1951: It was General Election day, with voters eventually deciding that Labour under Clement Attlee should be replaced by the Conservatives under Winston Churchill. The earliest voter at one Swindon polling station, St Barnabas Church Hall, in Gorse Hill, was 82-year-old Annie Smith.

1951: One of two budgerigars which escaped from Whitworth Road when an aviary was broken into was found at the Cypress Grove home of Mr and Mrs J Marsh. Mrs Marsh said: “I heard the fluttering of wings and a bird chattering. I found a bird sitting on the table. The door and window had not been opened so it must have come down the chimney.”

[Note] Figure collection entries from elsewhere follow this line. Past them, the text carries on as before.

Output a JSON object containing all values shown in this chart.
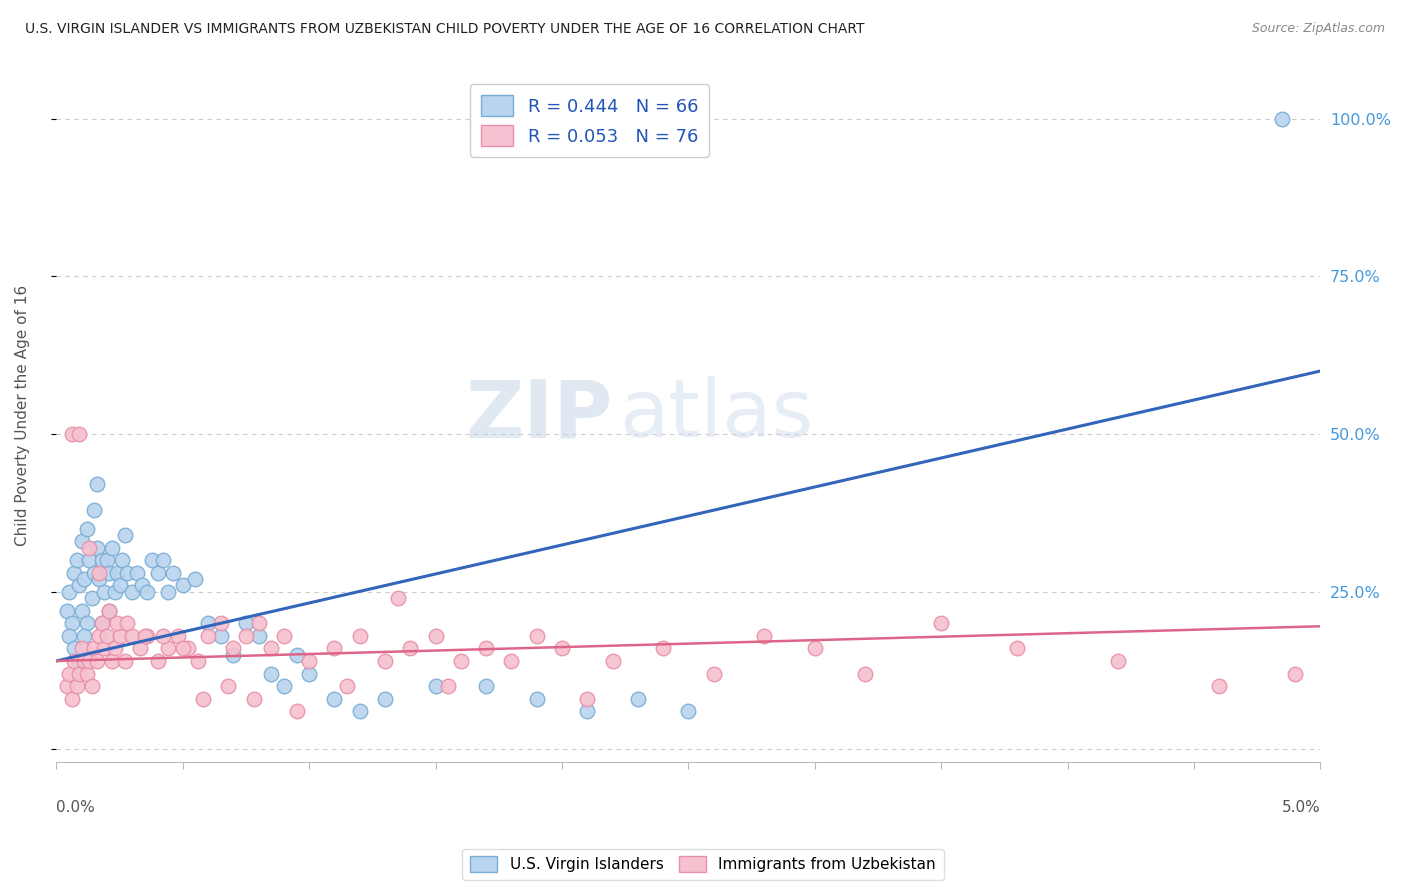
{
  "title": "U.S. VIRGIN ISLANDER VS IMMIGRANTS FROM UZBEKISTAN CHILD POVERTY UNDER THE AGE OF 16 CORRELATION CHART",
  "source": "Source: ZipAtlas.com",
  "ylabel": "Child Poverty Under the Age of 16",
  "xlim": [
    0.0,
    5.0
  ],
  "ylim": [
    -2.0,
    108.0
  ],
  "yticks": [
    0,
    25,
    50,
    75,
    100
  ],
  "ytick_labels": [
    "",
    "25.0%",
    "50.0%",
    "75.0%",
    "100.0%"
  ],
  "watermark_zip": "ZIP",
  "watermark_atlas": "atlas",
  "series1": {
    "label": "U.S. Virgin Islanders",
    "color": "#b8d4ee",
    "border_color": "#7aadd4",
    "R": 0.444,
    "N": 66,
    "line_color": "#3366bb",
    "trend_x": [
      0.0,
      5.0
    ],
    "trend_y": [
      14.0,
      60.0
    ]
  },
  "series2": {
    "label": "Immigrants from Uzbekistan",
    "color": "#f5c0cf",
    "border_color": "#e890a8",
    "R": 0.053,
    "N": 76,
    "line_color": "#dd6688",
    "trend_x": [
      0.0,
      5.0
    ],
    "trend_y": [
      14.0,
      19.5
    ]
  },
  "scatter1_x": [
    0.04,
    0.05,
    0.06,
    0.07,
    0.08,
    0.09,
    0.1,
    0.1,
    0.11,
    0.12,
    0.12,
    0.13,
    0.14,
    0.15,
    0.15,
    0.16,
    0.17,
    0.18,
    0.18,
    0.19,
    0.2,
    0.21,
    0.22,
    0.23,
    0.24,
    0.25,
    0.26,
    0.27,
    0.28,
    0.3,
    0.32,
    0.34,
    0.36,
    0.38,
    0.4,
    0.42,
    0.44,
    0.46,
    0.5,
    0.55,
    0.6,
    0.65,
    0.7,
    0.75,
    0.8,
    0.85,
    0.9,
    0.95,
    1.0,
    1.1,
    1.2,
    1.3,
    1.5,
    1.7,
    1.9,
    2.1,
    2.3,
    2.5,
    0.05,
    0.07,
    0.09,
    0.11,
    0.13,
    0.16,
    0.21,
    4.85
  ],
  "scatter1_y": [
    22,
    25,
    20,
    28,
    30,
    26,
    33,
    22,
    27,
    35,
    20,
    30,
    24,
    38,
    28,
    32,
    27,
    30,
    20,
    25,
    30,
    28,
    32,
    25,
    28,
    26,
    30,
    34,
    28,
    25,
    28,
    26,
    25,
    30,
    28,
    30,
    25,
    28,
    26,
    27,
    20,
    18,
    15,
    20,
    18,
    12,
    10,
    15,
    12,
    8,
    6,
    8,
    10,
    10,
    8,
    6,
    8,
    6,
    18,
    16,
    14,
    18,
    15,
    42,
    22,
    100
  ],
  "scatter2_x": [
    0.04,
    0.05,
    0.06,
    0.07,
    0.08,
    0.09,
    0.1,
    0.11,
    0.12,
    0.13,
    0.14,
    0.15,
    0.16,
    0.17,
    0.18,
    0.19,
    0.2,
    0.21,
    0.22,
    0.23,
    0.25,
    0.27,
    0.3,
    0.33,
    0.36,
    0.4,
    0.44,
    0.48,
    0.52,
    0.56,
    0.6,
    0.65,
    0.7,
    0.75,
    0.8,
    0.85,
    0.9,
    1.0,
    1.1,
    1.2,
    1.3,
    1.4,
    1.5,
    1.6,
    1.7,
    1.8,
    1.9,
    2.0,
    2.1,
    2.2,
    2.4,
    2.6,
    2.8,
    3.0,
    3.2,
    3.5,
    3.8,
    4.2,
    4.6,
    4.9,
    0.06,
    0.09,
    0.13,
    0.17,
    0.24,
    0.28,
    0.35,
    0.42,
    0.5,
    0.58,
    0.68,
    0.78,
    0.95,
    1.15,
    1.35,
    1.55
  ],
  "scatter2_y": [
    10,
    12,
    8,
    14,
    10,
    12,
    16,
    14,
    12,
    14,
    10,
    16,
    14,
    18,
    20,
    16,
    18,
    22,
    14,
    16,
    18,
    14,
    18,
    16,
    18,
    14,
    16,
    18,
    16,
    14,
    18,
    20,
    16,
    18,
    20,
    16,
    18,
    14,
    16,
    18,
    14,
    16,
    18,
    14,
    16,
    14,
    18,
    16,
    8,
    14,
    16,
    12,
    18,
    16,
    12,
    20,
    16,
    14,
    10,
    12,
    50,
    50,
    32,
    28,
    20,
    20,
    18,
    18,
    16,
    8,
    10,
    8,
    6,
    10,
    24,
    10
  ],
  "background_color": "#ffffff",
  "grid_color": "#cccccc",
  "title_color": "#222222",
  "axis_label_color": "#555555",
  "right_tick_color": "#4499dd",
  "source_color": "#888888"
}
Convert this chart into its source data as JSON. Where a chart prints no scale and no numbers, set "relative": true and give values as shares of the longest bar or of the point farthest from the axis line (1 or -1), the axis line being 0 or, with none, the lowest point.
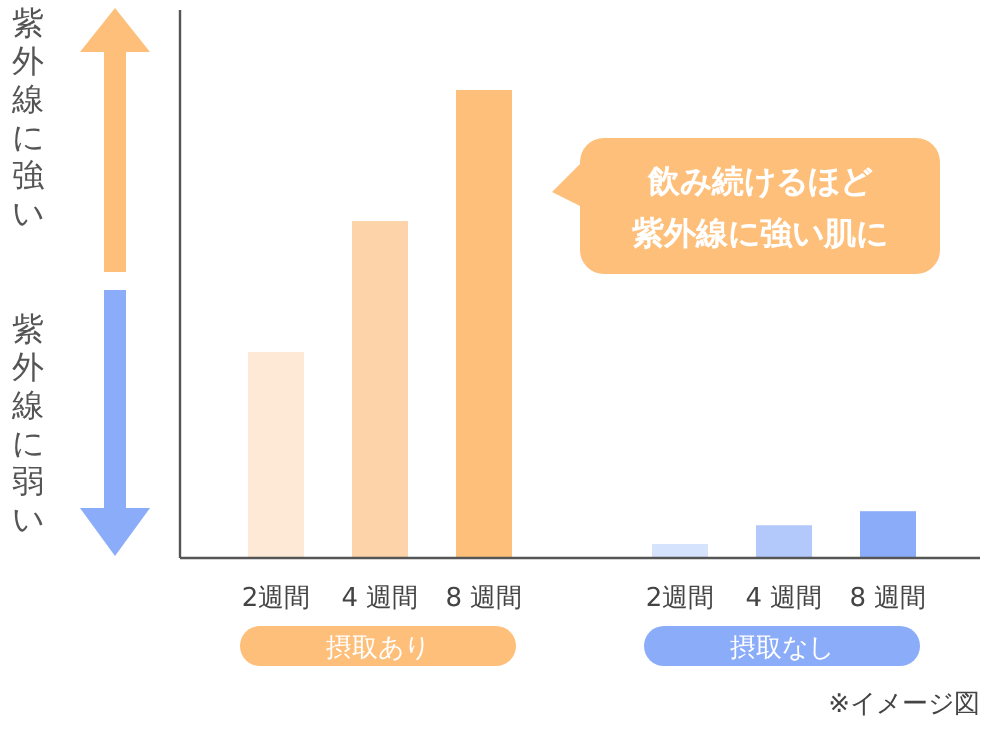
{
  "chart_data": {
    "type": "bar",
    "relative": true,
    "categories": [
      "2週間",
      "4 週間",
      "8 週間",
      "2週間",
      "4 週間",
      "8 週間"
    ],
    "values": [
      0.44,
      0.72,
      1,
      0.03,
      0.07,
      0.1
    ],
    "colors": [
      "#fde9d6",
      "#fdd4aa",
      "#fdbf7a",
      "#d6e3fc",
      "#b3c9fb",
      "#8aacf9"
    ],
    "annotations": [
      "紫外線に強い",
      "紫外線に弱い",
      "飲み続けるほど紫外線に強い肌に",
      "摂取あり",
      "摂取なし",
      "※イメージ図"
    ]
  }
}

1961: Three unnamed boys, aged nine, 12 and 13, admitted shoplifting after raiding the stationery department at Woolworth’s. Swindon Borough Juvenile Court heard that the haul included small notebooks, two larger books, a rubber and two pens. The chairman of the bench, Mr WJ Lewis, fined each boy 10 shillings - 50p - and said he hoped the sums would be taken from the boys’ pocket money.

1961: The new landlord of Wroughton’s Swan Inn, Sidney Victor Taylor, had spent the previous seven years running the Marlborough College Combined Cadet Force. He was a friend of the college’s art master, Guy Barton, who was happy to lend him two paintings to be displayed. One was a North Country landscape and the other a still life with a cyclamen.

1971: The Plessey Retired Employees’ Fair was held at St Andrew’s Church Hall in Walcot. One of the most popular attractions was an electronic game in which competitors had to keep a steady hand as they guided a loop of metal along an undulating wire without setting off a buzzer.

1971: Kay Osborne, of Station Road in South Cerney, was about to take an exam in order to become a football referee. However, even if she passed she wouldn’t be allowed to use the qualification because the Football Association didn’t recognise female referees.

The world

1400: Geoffrey Chaucer, author of The Canterbury Tales, died.

1415: The Battle of Agincourt took place at which the heavily outnumbered English Army of Henry V defeated the French.

1825: Johann Strauss the Younger, Austrian composer of waltzes such as The Blue Danube and operettas including Die Fledermaus, was born in Vienna.

1881: Pablo Picasso, Spanish painter and creator of Cubism, was born in Malaga, Andalusia.

1936: The first radio request programme was broadcast. A station in Berlin introduced You Ask - We Play.

1951: Margaret Thatcher was, at 26, the youngest candidate to stand at a general election. The Tories won overall by a narrow margin but she failed to win her seat.

1961: The first edition of Private Eye, the British satirical magazine, was published.

1964: President Kaunda took power in Zambia.

1983: US Marines invaded Grenada.

BIRTHDAYS

Alan Smith, former cricketer, 81; Helen Reddy, singer, 76; Anne Tyler, novelist, 76; Fred Housego, TV personality, 73; Jon Anderson, singer (Yes), 73; Glynis Barber, actress, 62; Phil Daniels, actor, 59; Michael Lynagh, former rugby player, 54; Mathieu Amalric, French actor, 52; Zadie Smith, author, 42; Natasha Khan, singer, 38; Shaun Wright-Phillips, footballer, 36; Katy Perry, singer, 33.